Shea dan yang lainnya segera menghampiri Hajime yang telah duduk di bangkunya. Tentu saja, Yue yang sudah meletakkan tasnya juga ikut mendekat.

Pemandangan Kaori dan Shizuku berkumpul di sekitar bangku Hajime memang sudah ada sejak sebelum mereka dipanggil ke dunia lain. Tapi sekarang, alih-alih Kouki dan Ryutaro, yang berdiri di sisi Hajime adalah seorang putri vampir dari dunia lain dan seorang gadis cantik dengan telinga kelinci...

“Sampai sekarang pun, rasanya masih belum terbiasa ya.” “Iya, benar juga.”

Di tengah suasana kelas yang mulai ramai kembali dengan obrolan, Nakano Shinji dan Saito Yoshiki berbisik pelan.

Tanpa sadar, keduanya melirik ke arah Kouki dan Ryutaro, dan tampaknya keduanya juga memikirkan hal yang sama. Mereka membalas lirikan itu dengan senyum kecut yang ambigu.

Lalu, suara tajam penuh ejekan terdengar dari Nana yang tampaknya juga mendengar bisikan mereka.

“Kalau begitu... Bagaimana? Mau coba usil lagi seperti dulu?”

“Eh? Kamu secara halus nyuruh kami mati ya?”

“Tolong deh, anggap aja semua itu sudah kedaluwarsa...”

Shinji dan Yoshiki gemetar bersamaan. Entah karena gugup atau refleks, mereka pun keceplosan bicara.

“Awalnya yang benar-benar membencinya itu Daisuke—”

“Oi, Shinji”

“—Ah”

Suasana kelas kembali hening. Shinji menutup mulutnya dengan ekspresi penuh penyesalan, seolah ingin berkata “Aduh, keceplosan!”

Perbedaan paling mencolok dibandingkan masa sebelum mereka dipanggil ke dunia lain. Sesuatu yang tak pernah dilupakan, tapi juga tidak dibicarakan secara terbuka.

Empat kursi yang kosong. Teman-teman sekelas yang tidak bisa kembali bersama mereka.

Bukan suasana yang membeku sepenuhnya.
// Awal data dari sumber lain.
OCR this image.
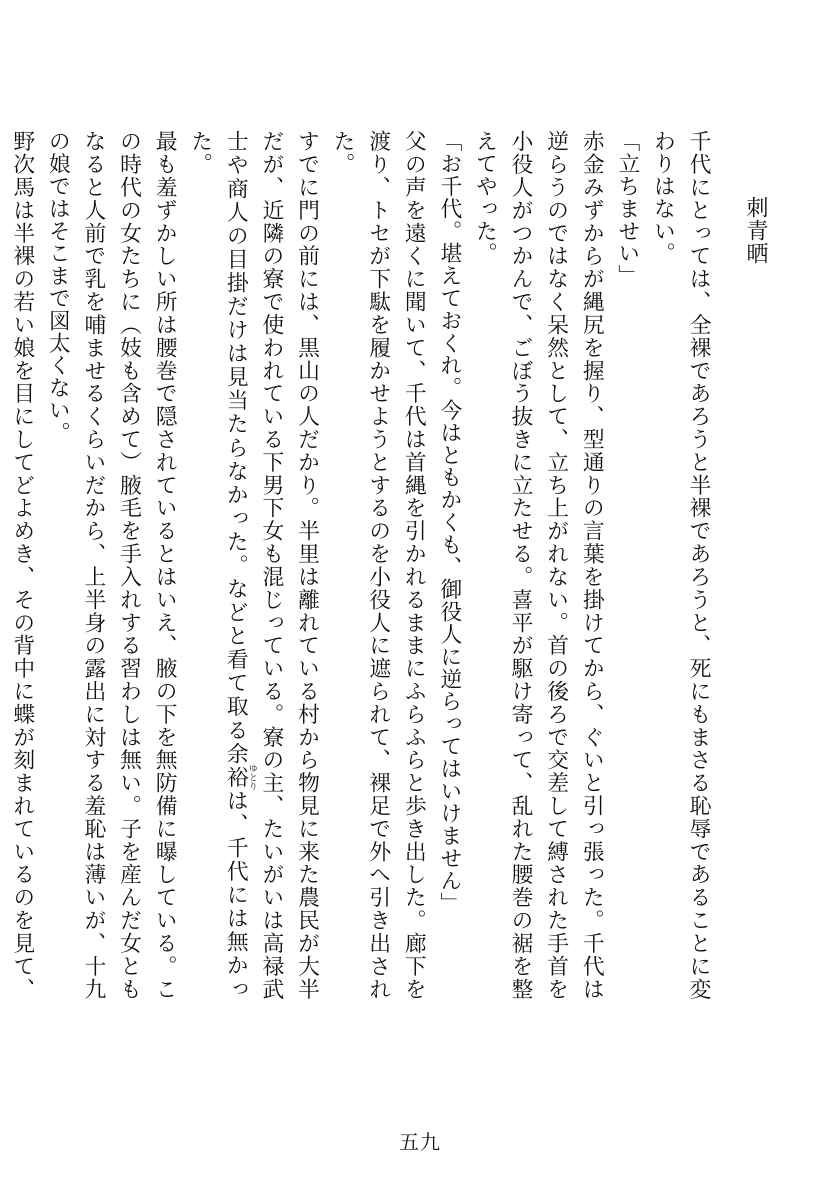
刺青晒

千代にとっては、全裸であろうと半裸であろうと、死にもまさる恥辱であることに変わりはない。

「立ちませい」

赤金みずからが縄尻を握り、型通りの言葉を掛けてから、ぐいと引っ張った。千代は逆らうのではなく呆然として、立ち上がれない。首の後ろで交差して縛された手首を小役人がつかんで、ごぼう抜きに立たせる。喜平が駆け寄って、乱れた腰巻の裾を整えてやった。

「お千代。堪えておくれ。今はともかくも、御役人に逆らってはいけません」

父の声を遠くに聞いて、千代は首縄を引かれるままにふらふらと歩き出した。廊下を渡り、トセが下駄を履かせようとするのを小役人に遮られて、裸足で外へ引き出された。

すでに門の前には、黒山の人だかり。半里は離れている村から物見に来た農民が大半だが、近隣の寮で使われている下男下女も混じっている。寮の主、たいがいは高禄武士や商人の目掛だけは見当たらなかった。などと看て取る余裕ゆとりは、千代には無かった。

最も羞ずかしい所は腰巻で隠されているとはいえ、腋の下を無防備に曝している。この時代の女たちに（妓も含めて）腋毛を手入れする習わしは無い。子を産んだ女ともなると人前で乳を哺ませるくらいだから、上半身の露出に対する羞恥は薄いが、十九の娘ではそこまで図太くない。

野次馬は半裸の若い娘を目にしてどよめき、その背中に蝶が刻まれているのを見て、

五九
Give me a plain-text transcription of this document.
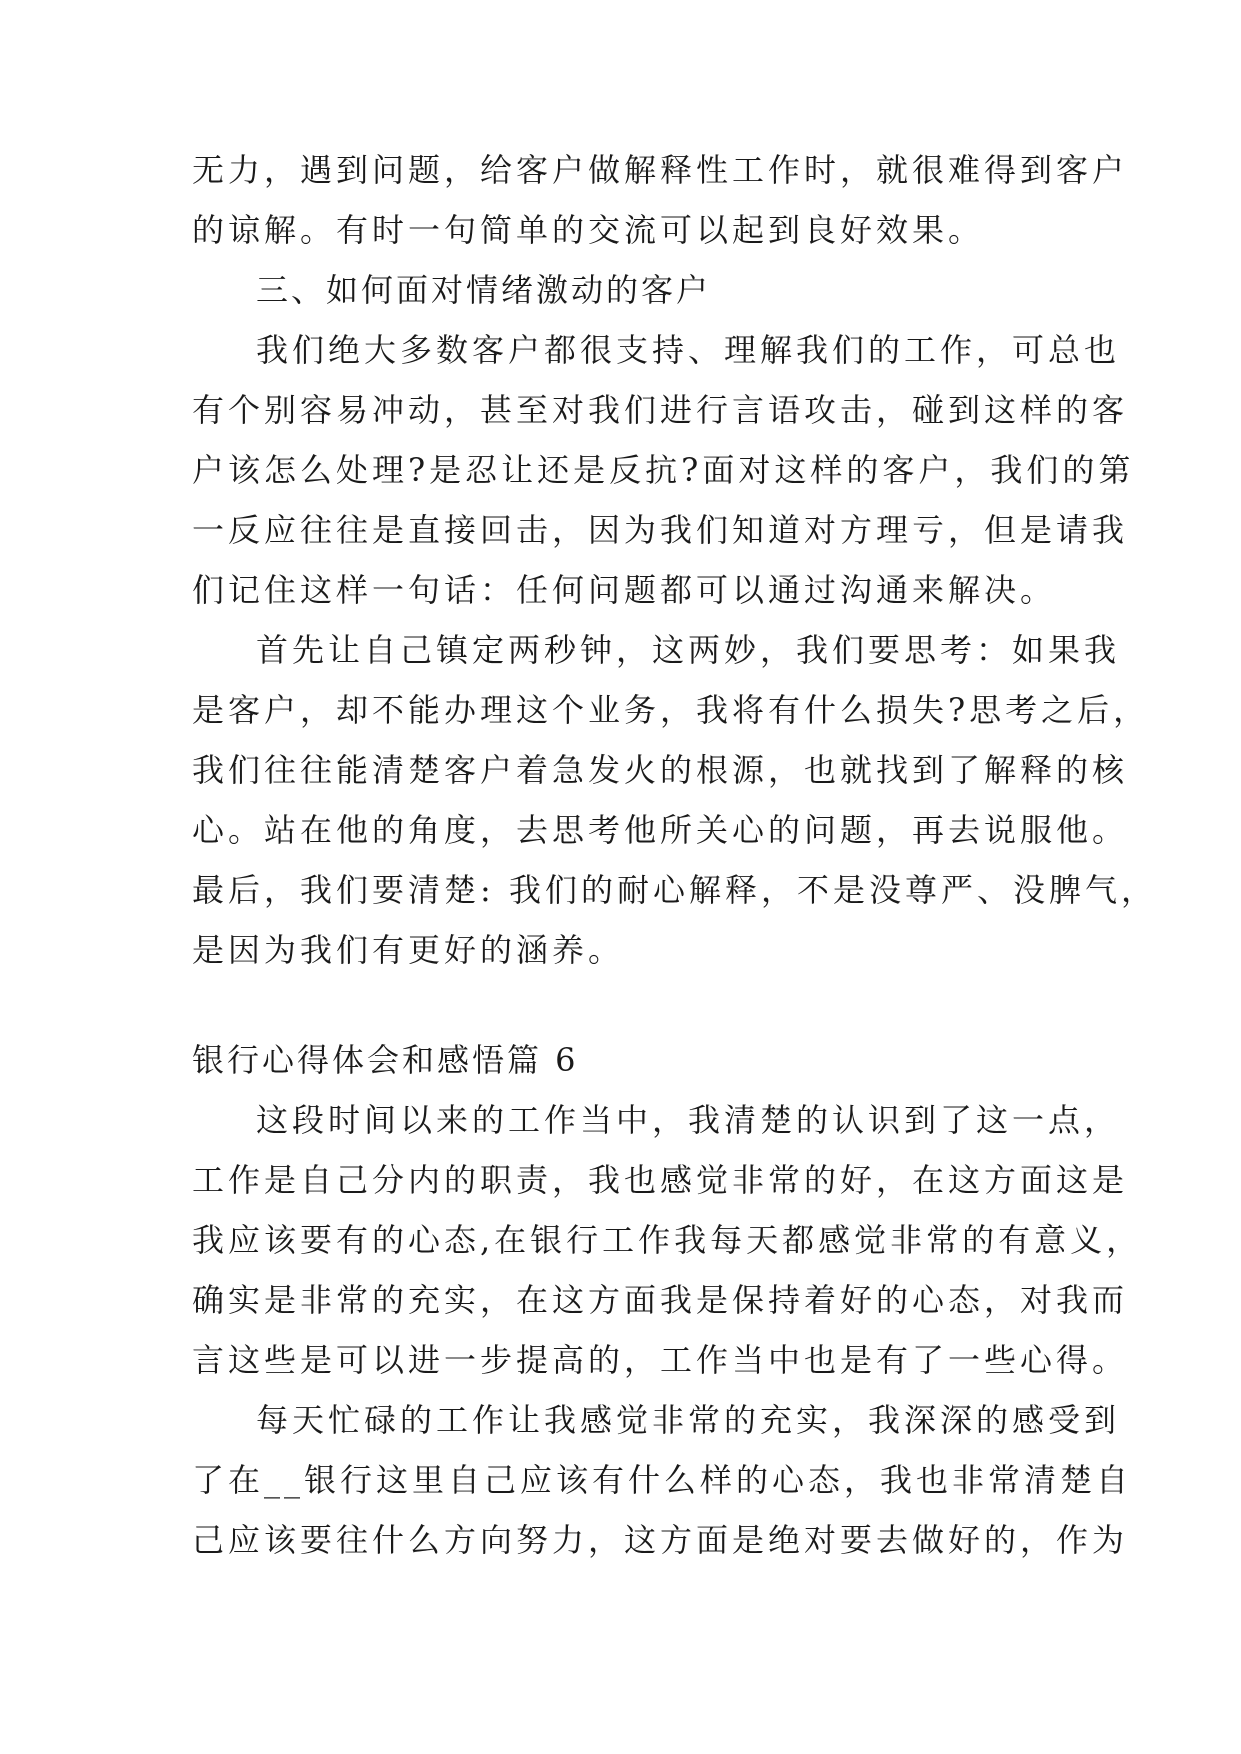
无力，遇到问题，给客户做解释性工作时，就很难得到客户
的谅解。有时一句简单的交流可以起到良好效果。
三、如何面对情绪激动的客户
我们绝大多数客户都很支持、理解我们的工作，可总也
有个别容易冲动，甚至对我们进行言语攻击，碰到这样的客
户该怎么处理?是忍让还是反抗?面对这样的客户，我们的第
一反应往往是直接回击，因为我们知道对方理亏，但是请我
们记住这样一句话：任何问题都可以通过沟通来解决。
首先让自己镇定两秒钟，这两妙，我们要思考：如果我
是客户，却不能办理这个业务，我将有什么损失?思考之后，
我们往往能清楚客户着急发火的根源，也就找到了解释的核
心。站在他的角度，去思考他所关心的问题，再去说服他。
最后，我们要清楚: 我们的耐心解释，不是没尊严、没脾气，
是因为我们有更好的涵养。
银行心得体会和感悟篇 6
这段时间以来的工作当中，我清楚的认识到了这一点，
工作是自己分内的职责，我也感觉非常的好，在这方面这是
我应该要有的心态,在银行工作我每天都感觉非常的有意义，
确实是非常的充实，在这方面我是保持着好的心态，对我而
言这些是可以进一步提高的，工作当中也是有了一些心得。
每天忙碌的工作让我感觉非常的充实，我深深的感受到
了在__银行这里自己应该有什么样的心态，我也非常清楚自
己应该要往什么方向努力，这方面是绝对要去做好的，作为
Tapi semua orang menjadi sulit bicara, tak tahu harus berkata apa, hanya bisa menggumam mencari-cari kata.

Suasana canggung itu akhirnya dipecah secara enteng—dan tentu saja, oleh Hajime.

“Apa-apaan ini, kenapa suasananya jadi suram begini?”

Dengan nada datar tanpa tekanan sedikit pun, dia membuyarkan udara kaku itu.

“Lagipula, itu bukan hal tabu, kan? Kalau hanya ingin mengenang masa lalu, berbicaralah sesuka hati kalian.”

“I-iya sih, memang begitu, tapi...”

“Soalnya, Kediaman Kondo sih nggak ada masalah, tapi... Kalau soal keluarganya Hiyama, sempat ada... yah, berbagai macam bentrokan... Iya kan?”

Yoshiki melirik Hajime sambil ragu-ragu. Itu tidak seperti biasanya, tapi dari tatapannya terlihat jelas bahwa dia sedang mencoba menjaga perasaan Hajime. Begitu pula Shinji.

Hajime hanya mendengus kecil dan terkekeh. Dua orang itu langsung memprotes, “Kamu sangat jahat ya!”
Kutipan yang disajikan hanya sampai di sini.